Unsurprisingly there were many more allergic events during active treatment than during periods of peanut avoidance. The safety data in this trial show most adverse events were mild and due to gastrointestinal symptoms (eg, oral itching), as expected from the route of administration. Skin reactions were uncommon (urticaria after 0·16% of doses). Reactions involving wheezing occurred after 0·41% of doses, or roughly one fifth of participants. Although wheezing could be taken as a sign of a more severe reaction, in all but one participant it was mild and responded to standard doses of inhaled bronchodilator drugs. One participant self-administered adrenaline at home with good effect on two occasions for wheezing after his peanut OIT doses—he was withdrawn from the study. No participants had hypotension.

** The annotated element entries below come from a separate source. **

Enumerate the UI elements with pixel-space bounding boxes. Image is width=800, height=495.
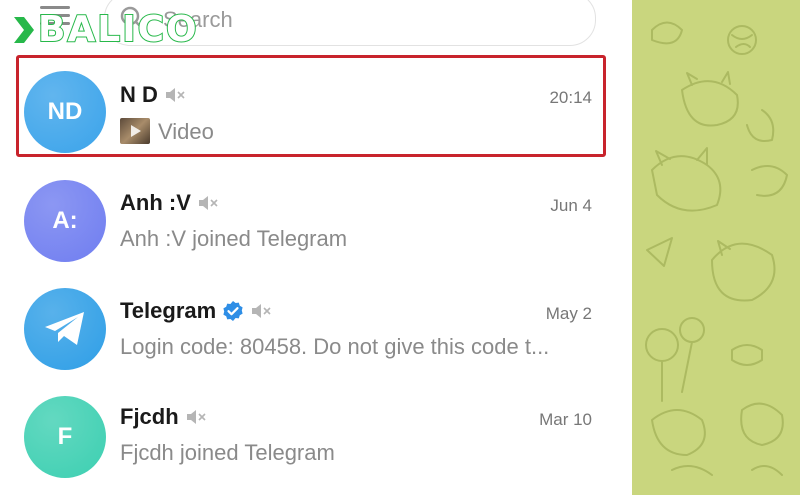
chat-preview-text: Fjcdh joined Telegram	[120, 440, 335, 465]
chat-name-line: Fjcdh	[120, 404, 207, 430]
chat-wallpaper	[632, 0, 800, 495]
chat-name: Fjcdh	[120, 404, 179, 429]
chat-time: Mar 10	[539, 410, 592, 429]
avatar-initials: F	[57, 423, 73, 450]
verified-badge-icon	[223, 301, 243, 321]
chat-name: Telegram	[120, 298, 217, 323]
highlight-box	[16, 55, 606, 157]
chat-preview: Anh :V joined Telegram	[120, 226, 595, 252]
avatar: F	[24, 396, 106, 478]
chat-name: Anh :V	[120, 190, 191, 215]
muted-icon	[186, 410, 206, 424]
brand-logo: BALICO	[12, 9, 199, 51]
chat-item-fjcdh[interactable]: F Fjcdh Mar 10 Fjcdh joined Telegram	[0, 382, 630, 490]
avatar: A:	[24, 180, 106, 262]
chat-name-line: Anh :V	[120, 190, 219, 216]
chat-item-telegram[interactable]: Telegram May 2 Login code: 80458. Do not…	[0, 274, 630, 382]
doodle-pattern	[645, 21, 788, 476]
chat-preview-text: Login code: 80458. Do not give this code…	[120, 334, 550, 359]
chat-time: Jun 4	[550, 196, 592, 215]
chat-preview: Login code: 80458. Do not give this code…	[120, 334, 595, 360]
muted-icon	[198, 196, 218, 210]
telegram-plane-icon	[45, 312, 84, 345]
chat-preview-text: Anh :V joined Telegram	[120, 226, 348, 251]
chat-item-anh[interactable]: A: Anh :V Jun 4 Anh :V joined Telegram	[0, 166, 630, 274]
avatar-initials: A:	[52, 207, 78, 234]
muted-icon	[252, 304, 271, 318]
logo-chevron-icon	[14, 17, 34, 43]
chat-list-panel: Search BALICO ND N D 20:14 Video A: Anh …	[0, 0, 634, 495]
logo-text: BALICO	[37, 9, 199, 51]
chat-name-line: Telegram	[120, 298, 272, 324]
chat-time: May 2	[545, 304, 592, 323]
chat-preview: Fjcdh joined Telegram	[120, 440, 595, 466]
avatar	[24, 288, 106, 370]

We previously devised a new regimen with a standard starting dose for all participants, because our pilot study showed that tailoring the starting dose to individual thresholds commonly resulted in adverse events, even at low doses. This regime is therefore better tolerated and an improvement. From the limited data available in published work it is apparent that the speed of the updosing schedule has a greater negative effect on safety and efficacy than the size of the maintenance dose, with semi-rush regimens showing less efficacy and more common reactions.28, 29 We therefore used a gradual updosing regimen.

Prognostic factors were explored with Tobit regression. Treatment with OIT was, unsurprisingly, the most influential positive factor. Serum peanut-specific IgE, age, and family history were also associated with a negative effect on NOAEL (weight had a weak effect). These are all prognostic factors that one would intuitively think would make immunotherapy more difficult, and need further study.